I keep coming across code that explicitly sets the FILLFACTOR option on an index for no good reason. FILLFACTOR is not complicated - it leaves some percentage of index pages empty in order to prevent page splits and resulting fragmentation and low page density during inserts into the middle of a key range. It can be a useful option iff:

- the table will actually get rows inserted into it!
- there is no monotonically increasing index key (like a primary key identity column)
- the author is intimately familiar with the usage pattern of the table and knows how to balance the additional I/O required to read the extra pages with the I/O saved by preventing page splits

Otherwise you're just taking an automatic IO performance hit of n% (where n is 100-(FILLFACTOR)) for no good reason.

Particularly ridiculous is the code that I've found which does something like this:

CREATE TABLE #tempstuff (foo int, bar varchar(20))

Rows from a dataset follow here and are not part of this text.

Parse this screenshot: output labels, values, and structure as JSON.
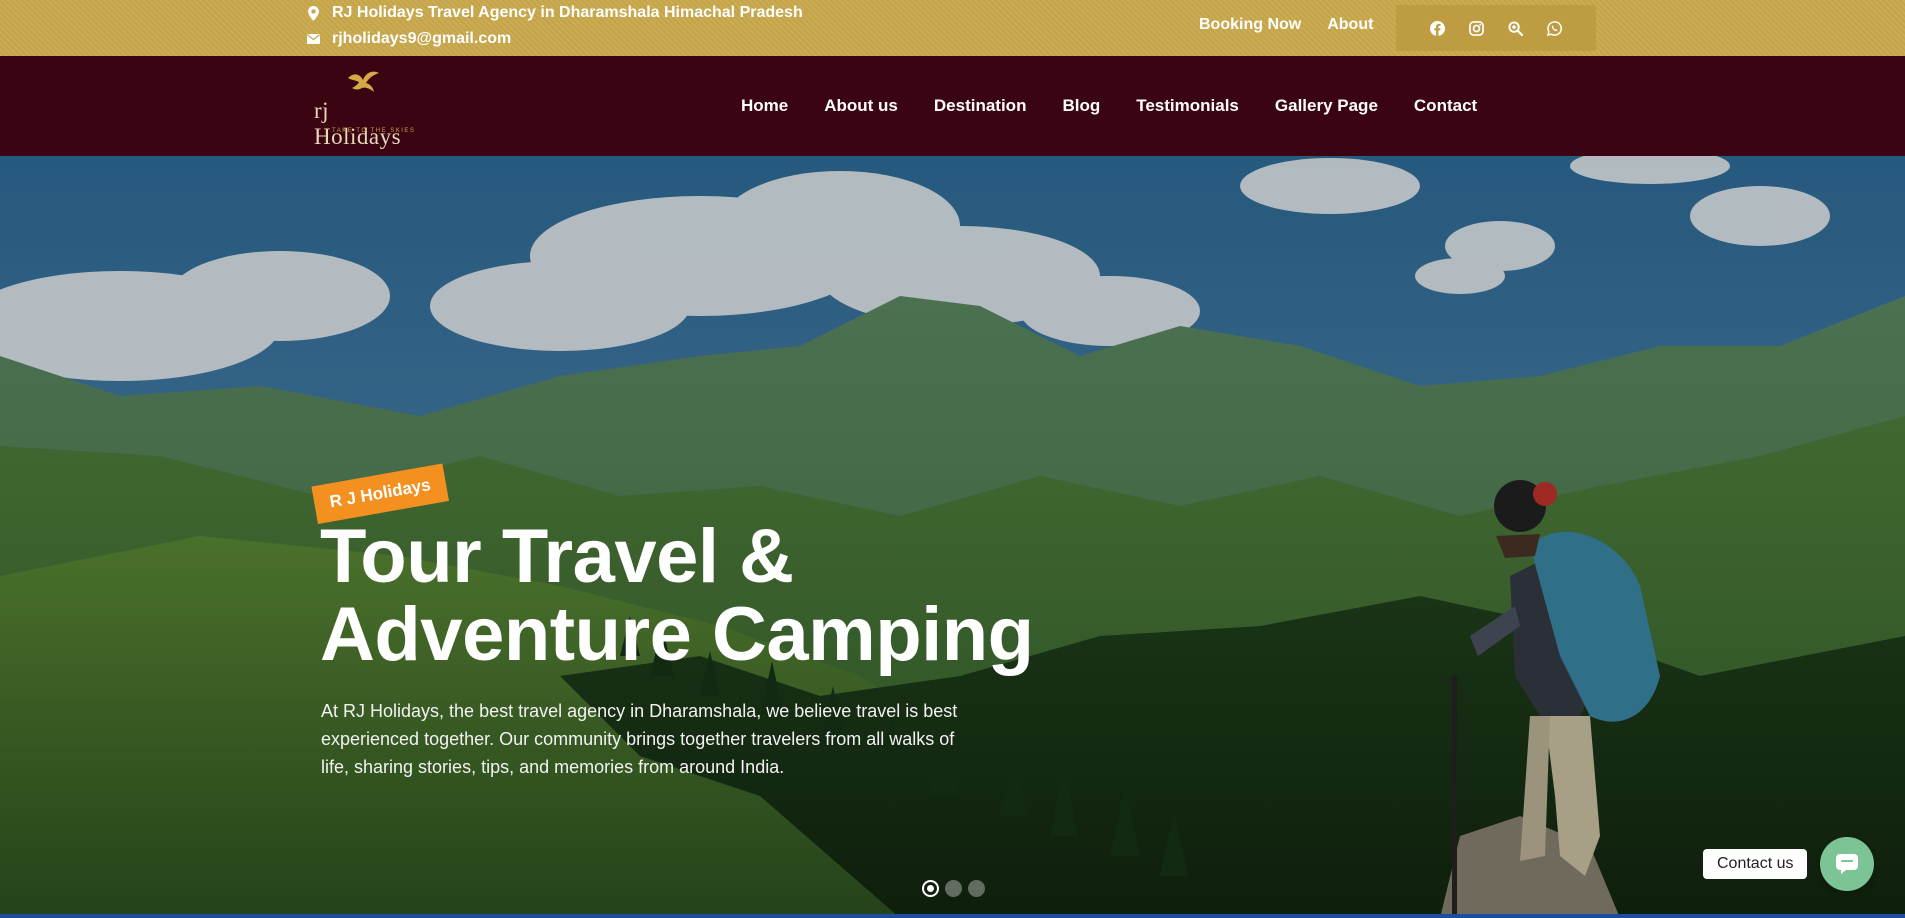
{
  "topbar": {
    "address": "RJ Holidays Travel Agency in Dharamshala Himachal Pradesh",
    "email": "rjholidays9@gmail.com",
    "links": [
      "Booking Now",
      "About"
    ],
    "social_icons": [
      "facebook-icon",
      "instagram-icon",
      "search-zoom-icon",
      "whatsapp-icon"
    ],
    "background_color": "#c9a94c"
  },
  "navbar": {
    "logo_text": "rj Holidays",
    "logo_tagline": "Take to the skies",
    "menu": [
      "Home",
      "About us",
      "Destination",
      "Blog",
      "Testimonials",
      "Gallery Page",
      "Contact"
    ],
    "background_color": "#3a0412"
  },
  "hero": {
    "badge": "R J Holidays",
    "title_line1": "Tour Travel &",
    "title_line2": "Adventure Camping",
    "description": "At RJ Holidays, the best travel agency in Dharamshala, we believe travel is best experienced together. Our community brings together travelers from all walks of life, sharing stories, tips, and memories from around India.",
    "slides_total": 3,
    "slide_active": 1,
    "badge_color": "#f39020"
  },
  "chat": {
    "label": "Contact us",
    "button_color": "#7cc496"
  }
}
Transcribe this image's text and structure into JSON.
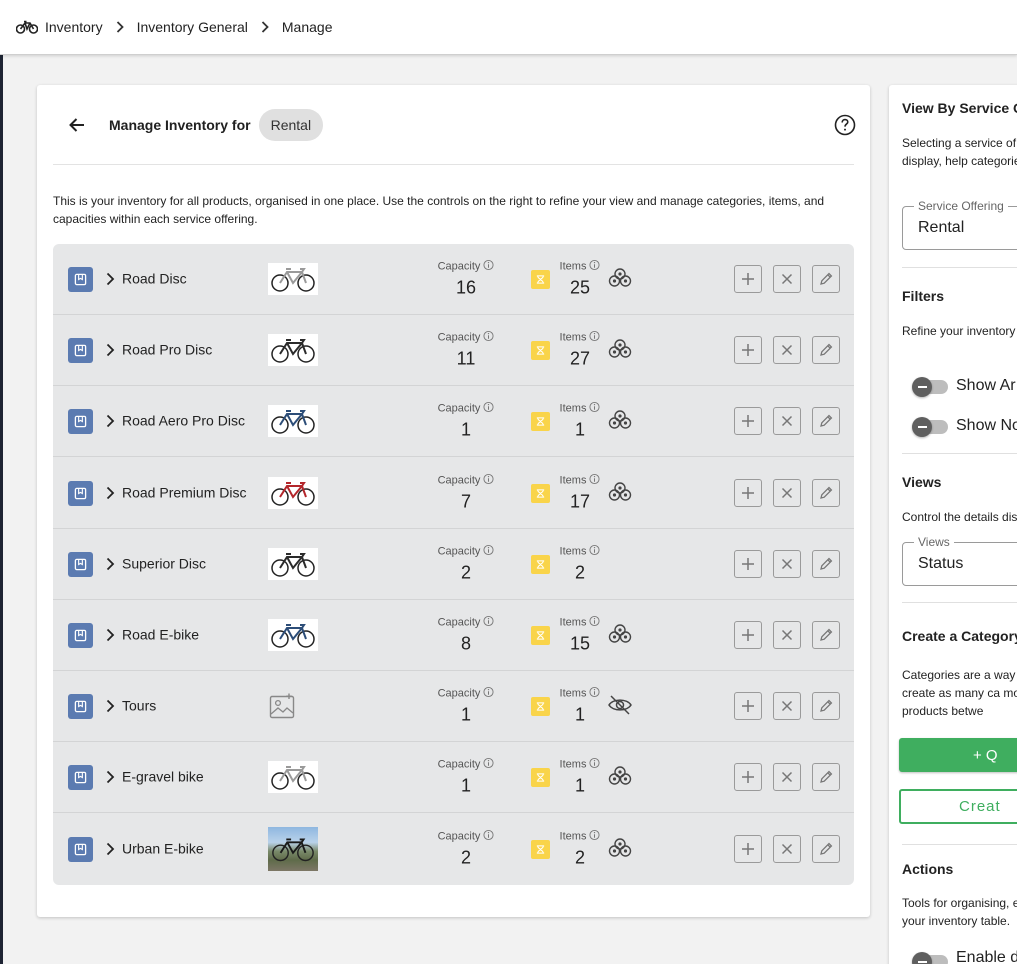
{
  "breadcrumb": {
    "items": [
      "Inventory",
      "Inventory General",
      "Manage"
    ]
  },
  "header": {
    "title": "Manage Inventory for",
    "service_chip": "Rental"
  },
  "description": "This is your inventory for all products, organised in one place. Use the controls on the right to refine your view and manage categories, items, and capacities within each service offering.",
  "columns": {
    "capacity_label": "Capacity",
    "items_label": "Items"
  },
  "rows": [
    {
      "name": "Road Disc",
      "capacity": "16",
      "items": "25",
      "image": "bike-white",
      "visibility": "group"
    },
    {
      "name": "Road Pro Disc",
      "capacity": "11",
      "items": "27",
      "image": "bike-dark",
      "visibility": "group"
    },
    {
      "name": "Road Aero Pro Disc",
      "capacity": "1",
      "items": "1",
      "image": "bike-blue",
      "visibility": "group"
    },
    {
      "name": "Road Premium Disc",
      "capacity": "7",
      "items": "17",
      "image": "bike-red",
      "visibility": "group"
    },
    {
      "name": "Superior Disc",
      "capacity": "2",
      "items": "2",
      "image": "bike-dark",
      "visibility": "none"
    },
    {
      "name": "Road E-bike",
      "capacity": "8",
      "items": "15",
      "image": "bike-blue",
      "visibility": "group"
    },
    {
      "name": "Tours",
      "capacity": "1",
      "items": "1",
      "image": "image-placeholder",
      "visibility": "hidden"
    },
    {
      "name": "E-gravel bike",
      "capacity": "1",
      "items": "1",
      "image": "bike-white",
      "visibility": "group"
    },
    {
      "name": "Urban E-bike",
      "capacity": "2",
      "items": "2",
      "image": "photo",
      "visibility": "group"
    }
  ],
  "sidebar": {
    "view_by_title": "View By Service Of",
    "view_by_text": "Selecting a service of inventory display, help categories and items",
    "service_offering_label": "Service Offering",
    "service_offering_value": "Rental",
    "filters_title": "Filters",
    "filters_text": "Refine your inventory items.",
    "toggle_1_label": "Show Ar",
    "toggle_2_label": "Show No",
    "views_title": "Views",
    "views_text": "Control the details dis",
    "views_label": "Views",
    "views_value": "Status",
    "create_title": "Create a Category",
    "create_text": "Categories are a way can create as many ca move products betwe",
    "quick_button": "+  Q",
    "create_button": "Creat",
    "actions_title": "Actions",
    "actions_text": "Tools for organising, e your inventory table.",
    "toggle_3_label": "Enable d"
  },
  "colors": {
    "category_icon": "#5b7bb1",
    "status_yellow": "#f9d44a",
    "primary_green": "#3fae5f",
    "table_bg": "#e6e7e8"
  }
}
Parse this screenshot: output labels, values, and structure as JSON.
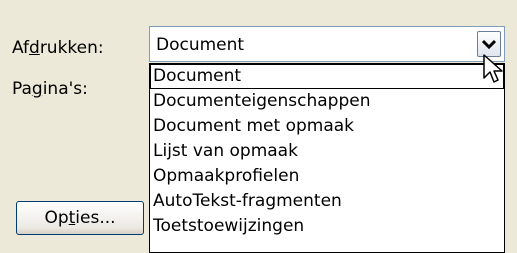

INSERT INTO #tempstuff SELECT foo, bar FROM dbo.sometable

CREATE INDEX ix_reallyNotUseful ON #tempstuff (foo, bar) WITH FILLFACTOR = 90

First off, make the index clustered. If this table will not see any more inserts, there's no reason to leave it as a heap and then have to create surrogate keys in order to build the non-clustered index. Might as well physically order it by the index keys and gain the additional performance of the clustered index.

Second, the table is not getting any more inserts after this. Why would you care about leaving extra space on the pages? Set the FILLFACTOR to 100!

This has been a public service rant from your irritable neighbor database engineer.